Biotechnology Unglued: Science, Society and Social Cohesion
Description
Contains Bibliography, Index
$29.95
ISBN 0-7748-1134-X
DDC 303.48'3
Publisher
Year
Contributor
Alan Belk, Ph.D., is a sessional instructor in the Philosophy Department
at the University of Guelph.
Review
A collection of papers around the thesis that social cohesion is
deteriorating and that in part this deterioration is due to the
manifestation of advances in biotechnology, particularly those relating
to the manipulation of the genomes of plants and animals in order to …
Well, I was going to write “produce food for North Americans,” but
that isn’t the point. Part of the point is that, unlike in, say,
Norway, in North America the supra-national firm Monsanto has been able
to introduce genetically modified seeds that are resistant to a
particular herbicide (also produced by Monsanto) and to contract with
farmers (actually, crop producers) to grow the seeds and apply the
herbicide to efficiently produce something that is an ingredient in many
of the packaged foods found on the shelves of your supermarket. It has
done so with little public debate and with little opposition from
federal agencies that are popularly thought to protect the interests of
the “consumer.”
Mehta himself looks at the small picture, which I will characterize as
the decline of the pioneer farming community and its traditional
agricultural practices. Other forces destroying our smaller social
communities include the homogeneity of suburban life, commuting from
garage to workplace, never meeting neighbours, and busing our children
to education factories kilometres from where they live so that contact
with schoolmates outside school hours is impossible (save at the mall).

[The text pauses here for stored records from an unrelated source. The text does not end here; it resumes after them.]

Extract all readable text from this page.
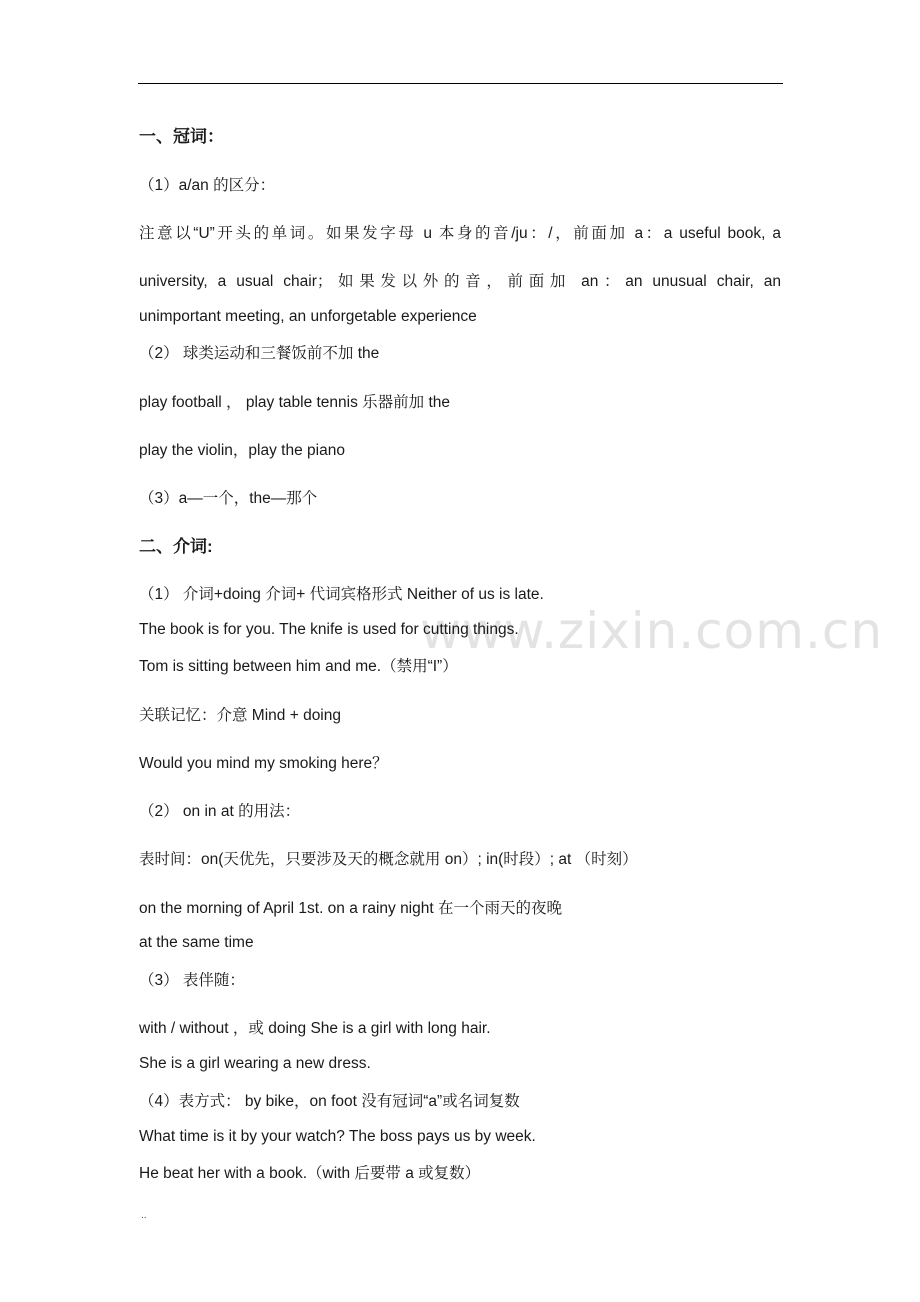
www.zixin.com.cn
一、冠词：
（1）a/an 的区分：
注意以“U”开头的单词。如果发字母 u 本身的音/ju：/，前面加 a：a useful book, a
university, a usual chair；如果发以外的音，前面加 an：an unusual chair, an
unimportant meeting, an unforgetable experience
（2） 球类运动和三餐饭前不加 the
play football ， play table tennis 乐器前加 the
play the violin，play the piano
（3）a—一个，the—那个
二、介词:
（1） 介词+doing 介词+ 代词宾格形式 Neither of us is late.
The book is for you. The knife is used for cutting things.
Tom is sitting between him and me.（禁用“I”）
关联记忆：介意 Mind + doing
Would you mind my smoking here？
（2） on in at 的用法：
表时间：on(天优先，只要涉及天的概念就用 on）; in(时段）; at （时刻）
on the morning of April 1st. on a rainy night 在一个雨天的夜晚
at the same time
（3） 表伴随：
with / without ，或 doing She is a girl with long hair.
She is a girl wearing a new dress.
（4）表方式： by bike，on foot 没有冠词“a”或名词复数
What time is it by your watch? The boss pays us by week.
He beat her with a book.（with 后要带 a 或复数）
..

Some contributors look at the big picture: “Biotechnology is a
rapidly changing area and requires large amounts of research and
development with scientists and engineers. This industrial requirement
coincides, especially in Canada, with massive a chronic underfunding of
universities [whose research agendas] are driven by commercial
interests, with biotechnology as the current commercial leader”
(Burfoot and Poudrier), or “[S]everal university researchers created
firms and managed them while retaining their academic positions”
(Dalpé, Bouchard, and Ducharme). But this is only part of the bigger
picture. The businesses that drive this research are not part of any
national society: they have no allegiance to Canada, or Norway, or
Iceland, or the United States. They are able to take advantage of
weaknesses in Canadian educational policies to serve their own ends.